This is the sound of the unlocking and lift away.+
I guess I wanted more. I wanted to speak with him, tell him things without the crush of a crowd waiting to talk to him. I can’t compete with the love and adulation of fans, their hearts aching from the show, waiting to tell him and the smiling cast what stirred in their hearts. They stand with anticipation outside the lobby, iPhones, selfie sticks, waiting with creased Playbills and markers, ready for an autograph or a photo cheek to cheek – so well deserved as the good people they are.
But I didn’t want an autograph or photo. I didn’t know what I wanted.
I walked around the theater, hoping to gain the courage to say something…anything. “Say something! Talk to him. Say something! Anything! … This can’t be our last…”*
And it was. I couldn’t connect. Why? He doesn’t bite. He’s human. He’s nice. What did I want?
Me, a little lost right now, clinging to anything wonderful to keep me going as I try to find the juice again. Just wanted to tell him how I’ve admired him since he played drag years before, how we have a mutual friend, how when I finally saw – after so many years of knowing him on the peripheral of actors and projects that swirl around me – that one interview he did that captivated me, where I saw his energy – a light – a gentleness and a lurking darkness. I saw a person beyond a role. At least a scratch of someone I don’t know at all. But something there seemed familiar.
I tried to write him a note on social media – only to delete it before he could see it. I tweeted, but wiped it clean. He doesn’t need to see my obsession. I’m noise.
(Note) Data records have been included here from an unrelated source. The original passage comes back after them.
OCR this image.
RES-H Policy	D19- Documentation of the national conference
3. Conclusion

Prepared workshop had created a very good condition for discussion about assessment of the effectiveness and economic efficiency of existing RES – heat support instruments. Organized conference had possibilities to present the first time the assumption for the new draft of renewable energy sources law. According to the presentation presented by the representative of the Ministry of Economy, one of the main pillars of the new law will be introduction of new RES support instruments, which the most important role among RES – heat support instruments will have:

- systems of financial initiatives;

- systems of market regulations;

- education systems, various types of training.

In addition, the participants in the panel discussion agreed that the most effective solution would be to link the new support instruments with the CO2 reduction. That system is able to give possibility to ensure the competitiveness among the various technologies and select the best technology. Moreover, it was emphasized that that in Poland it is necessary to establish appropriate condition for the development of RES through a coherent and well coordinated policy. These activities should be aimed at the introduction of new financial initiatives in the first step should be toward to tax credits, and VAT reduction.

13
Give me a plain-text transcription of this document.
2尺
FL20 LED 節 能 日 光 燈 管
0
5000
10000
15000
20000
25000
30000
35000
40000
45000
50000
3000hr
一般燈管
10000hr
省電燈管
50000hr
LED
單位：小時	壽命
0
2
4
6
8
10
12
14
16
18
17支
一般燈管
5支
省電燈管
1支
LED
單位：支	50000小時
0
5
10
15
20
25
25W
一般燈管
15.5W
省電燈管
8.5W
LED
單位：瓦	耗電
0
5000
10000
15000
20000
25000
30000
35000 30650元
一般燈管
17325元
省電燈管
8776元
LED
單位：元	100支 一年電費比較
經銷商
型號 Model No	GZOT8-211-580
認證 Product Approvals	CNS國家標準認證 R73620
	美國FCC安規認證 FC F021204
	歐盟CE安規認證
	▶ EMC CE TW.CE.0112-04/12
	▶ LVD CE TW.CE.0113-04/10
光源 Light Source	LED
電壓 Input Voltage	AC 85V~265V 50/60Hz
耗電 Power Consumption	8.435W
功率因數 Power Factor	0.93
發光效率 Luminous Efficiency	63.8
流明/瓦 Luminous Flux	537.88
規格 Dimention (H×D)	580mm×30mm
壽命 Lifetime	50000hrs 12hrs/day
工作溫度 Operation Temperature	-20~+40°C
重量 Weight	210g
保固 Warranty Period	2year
Unhinged and Uninhibited. Those words come to mind. Maybe the unhinging of the heart unburdens the soul and allows this stuck writer to create, to build something new. Let go of the fear that builds the wall.
Maybe Unhinged and Uninhibited make a good team.
So, I file him away with Bruce and Helen and with my Samuel French books. I imagine him reading this, but he will likely never come across it, never know this. But just the fantasy make things a little easier.
I make room on my iPhone playlist for new music, put away the singing pleas of Alison speaking of floating cars and telephone wires as her pained father tries to find her face yet looks away, unable to connect. Unable to say something…anything.
My summer on Maple Avenue has ended. A virtual visit to Beech Creek with hills and valleys below. So much damage, broken windows…I didn’t realize I would end up like Bruce in that car ride. But maybe there will be other chances, more opportunities. Perhaps this wasn’t the right time. Yes, next time.
My stay made me want to come home to New York and face the memories – to build something new.
I’ll always remember moments with my dad when nothing went unsaid. There were grades and piano, television, screaming parents and me hiding, imagining pop songs that made things happy. And there was music, baseball, books and boys. The ever present actual Quixote my own dad sculpted out of clay and bronze that sat on the mantel. And my mother at the Steinway, playing perfect pitch, who let her days go by.
Either way, their love will be safe with me.